Page 119 of Depravity

I didn’t have any choice when Conrad stole me away. When he married me.

I don’t have any choices here, do I?

I shake my head again, and try to lash out with the only part of my body that still works.

My father pins my arms over my head, his face so close to mine as Xavier rolls my dress up, exposing all of my most private parts.

“I don’t like fucking her with that brand on her,” He remarks. “That has to be fixed.”

“Fine, we’ll fix it.” My father replies.

Fix.

They have to fix me.

Xavier lets out another disgruntled huff, pulling my legs up, pulling them wide, and he moans about how he’s ‘having to do all the work here.’

“Your whores can ride you, my daughter is better than that.” My father says.

Better. I was meant to be better.

But this doesn’t make me better, does it? This doesn’t make me good?

“No,” I repeat again, “I married Conrad, I’m his wife,”

“Stupid fucking bitch,” Xavier snarls, getting right into my face, “This might be hard for you to understand seeing as you only have half a brain, but your marriage doesn’t count because it hasn’t been ratified by the Senate. That means, you’re fair fucking game. So you’re going to lie here, and you’re going to let me fuck you. You’re going to let me use you any way I decide, and once you’ve given me a few sons, then maybe you might have proved your worth…”

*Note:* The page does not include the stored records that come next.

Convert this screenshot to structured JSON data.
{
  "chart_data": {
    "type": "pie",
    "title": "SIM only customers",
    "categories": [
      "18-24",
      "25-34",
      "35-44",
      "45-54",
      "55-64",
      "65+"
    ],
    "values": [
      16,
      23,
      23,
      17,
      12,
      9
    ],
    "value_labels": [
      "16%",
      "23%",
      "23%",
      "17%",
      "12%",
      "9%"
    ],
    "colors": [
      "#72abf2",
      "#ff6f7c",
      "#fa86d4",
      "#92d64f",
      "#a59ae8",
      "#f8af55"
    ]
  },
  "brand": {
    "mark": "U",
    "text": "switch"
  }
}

No, no children. I don’t want his children.

“…your father here is giving me permission. He’s a Founder, you’re a Founder, that means he can bend the rules. But you will lie here, and you will take my cock willingly, do you understand?”

He doesn’t give me a second to reply. He just rams himself into me.

It feels horrific, it hurts so much more than all the times Conrad forced himself onto me. I guess that’s because of all the damage I did to myself. I can feel my muscles refusing to move, I can feel those stitches catching with each brutal thrust.

“Be a good girl,” My father says, keeping his eyes fixed, not on my face, but where his friends is currently penetrating me, “Show your father how good you can be…”

I don’t want to be good. I don’t want to be this.

But my body responds all the same. I know it’s not technically my fault. I know on some level that Conrad made me like this, that he turned my body into this, but the way my pulse starts to beat faster, the way everything just thrums…

I start screaming, start trying to buck them off, but I’m too broken from the way Conrad smashed my spine to stand any chance of succeeding.

Xavier growls, “Shut that bitch up.”

And my father rams his hand over my mouth, telling me what a disappointment I am. What a terrible daughter I am too.

Where is she? Where is my wife?

I know this bitch has the answers. I know she’s behind this entire thing.

There’s a voice in my head telling me I should be more careful, that to go up against the Monclere’s in broad daylight is not only reckless, it’s suicidal.

And yet I don’t care.

I don’t give a fuck.

I kick the door in, storming through the entrance hall.